Orders are orders
Several israeli soldiers, ordered to help evict a group of Jewish settlers from their homes in Hebron’s central marketplace, went to jail Monday rather than obey what they believed to be immoral orders.
The order was clearly lawful. After all, Israel’s Supreme Court ruled last year that the settlers were occupying the property illegally. But lawful or not, the soldiers refused to participate because they believe that it is fundamentally wrong to evict Jews from anyplace in the biblical Land of Israel.
In other words, the soldiers took it upon themselves to decide what the law ought to be, rather than enforcing it as written. But no matter how strong and sincere their conviction that the law is wrong, such actions cannot be tolerated by a democratic country. The army was right to discipline them severely.
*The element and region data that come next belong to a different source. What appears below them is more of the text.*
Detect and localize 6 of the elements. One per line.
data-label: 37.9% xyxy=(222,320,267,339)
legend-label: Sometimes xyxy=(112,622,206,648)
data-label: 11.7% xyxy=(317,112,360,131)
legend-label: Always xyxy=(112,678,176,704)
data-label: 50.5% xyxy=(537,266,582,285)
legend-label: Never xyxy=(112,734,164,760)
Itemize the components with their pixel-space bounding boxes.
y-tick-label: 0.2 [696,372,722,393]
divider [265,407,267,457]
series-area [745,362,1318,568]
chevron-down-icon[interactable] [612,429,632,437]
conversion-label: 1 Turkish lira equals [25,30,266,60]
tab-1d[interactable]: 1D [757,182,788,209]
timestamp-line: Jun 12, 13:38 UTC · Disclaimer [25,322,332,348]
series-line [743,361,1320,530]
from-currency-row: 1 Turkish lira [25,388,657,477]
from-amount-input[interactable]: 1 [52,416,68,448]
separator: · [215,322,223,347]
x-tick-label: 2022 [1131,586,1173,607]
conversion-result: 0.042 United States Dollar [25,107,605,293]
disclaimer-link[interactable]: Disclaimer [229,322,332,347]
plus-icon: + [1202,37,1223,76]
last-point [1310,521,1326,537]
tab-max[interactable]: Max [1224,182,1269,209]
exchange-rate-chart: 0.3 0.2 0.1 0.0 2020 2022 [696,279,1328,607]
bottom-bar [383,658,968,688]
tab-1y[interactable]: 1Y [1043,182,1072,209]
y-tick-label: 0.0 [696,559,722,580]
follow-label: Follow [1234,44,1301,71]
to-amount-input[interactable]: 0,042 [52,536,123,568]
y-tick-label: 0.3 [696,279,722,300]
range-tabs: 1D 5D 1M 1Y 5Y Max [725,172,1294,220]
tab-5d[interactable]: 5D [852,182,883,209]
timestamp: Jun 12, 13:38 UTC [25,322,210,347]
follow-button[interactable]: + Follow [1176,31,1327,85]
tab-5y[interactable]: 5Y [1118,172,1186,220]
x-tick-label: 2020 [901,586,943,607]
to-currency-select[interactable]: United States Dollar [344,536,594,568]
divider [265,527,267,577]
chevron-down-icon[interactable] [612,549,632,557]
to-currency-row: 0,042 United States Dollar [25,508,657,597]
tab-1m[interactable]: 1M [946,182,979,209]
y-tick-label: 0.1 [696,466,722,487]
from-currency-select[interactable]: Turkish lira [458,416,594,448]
In Israel’s early years, it was almost unheard of for soldiers to refuse orders on ideological grounds. The first time it happened in significant numbers, and in an organized way, was during the first Lebanon war in 1982, when soldiers refused to serve because they opposed Israel’s invasion of an Arab country. It happened again during the first intifada of 1987-1990, and yet again when the second intifada began in 2000: Soldiers refused to serve because they objected to the occupation of the West Bank and Gaza Strip.
In each of those cases -- Lebanon and the two intifadas -- the soldiers who declined to serve were identified with the political left. They refused their orders at a time when Israel was led by right-wing leaders who rejected territorial compromise. Right-wing conscientious objection became significant only two years ago, when Israel, for the first time, evacuated settlements it had built in the West Bank.
In my view, these decisions are wrong regardless of whether they are made by the right or the left. I was an infantryman in the first Lebanon war and an infantry reservist during the first intifada. I strenuously opposed my country’s military actions in both cases. I believed the Lebanon war to be a foolish attempt to create a puppet state to our north. It was of dubious legality because Defense Minister Ariel Sharon and Israeli Defense Forces Chief of Staff Rafael Eitan had deliberately misled the prime minister and Cabinet about the true extent of the military operation they had planned. Israel’s attempt to quell the first intifada by brute force also was misguided, in my opinion.
In both cases, I seriously considered whether I ought to obey orders to serve in these wars that I opposed. In the end, however, I reported for duty.
Were I serving in the army of a dictatorship, where I had no other way of opposing these wars, I would have been justified, perhaps even morally obligated, to refuse to serve. But a democracy’s citizens can oppose wars by using their votes, voices and pens to call on their leaders and fellow citizens to change course. That’s what I did -- when I was on leave and in civilian clothes.
The rule of law is the foundation of democracy. Without it, a democracy cannot survive. If each soldier can decide for himself what conflicts to serve in and what orders to follow, a democratic state will decay into chaos, and its democracy will die.
Of course, there are extreme cases in which even soldiers in a democracy must refuse orders. The law in the U.S. and Israel recognizes this. For example, soldiers ordered to open fire on unarmed civilians must refuse to obey and can be tried and jailed if they do not.
But the soldiers in Hebron were not ordered to do any such thing. Even if they believed the evacuation of settlers was wrong, the proper thing to do was to go ahead with the evacuation and then campaign, as civilians, for the rights of Jews to live in the heart of Arab Hebron.
By no stretch of the imagination was this order so immoral that the soldiers had just cause to disobey it. They disagreed with the law, passionately, just as I disagreed passionately with my country’s military actions in Lebanon and in the first intifada. I served then; they should serve now.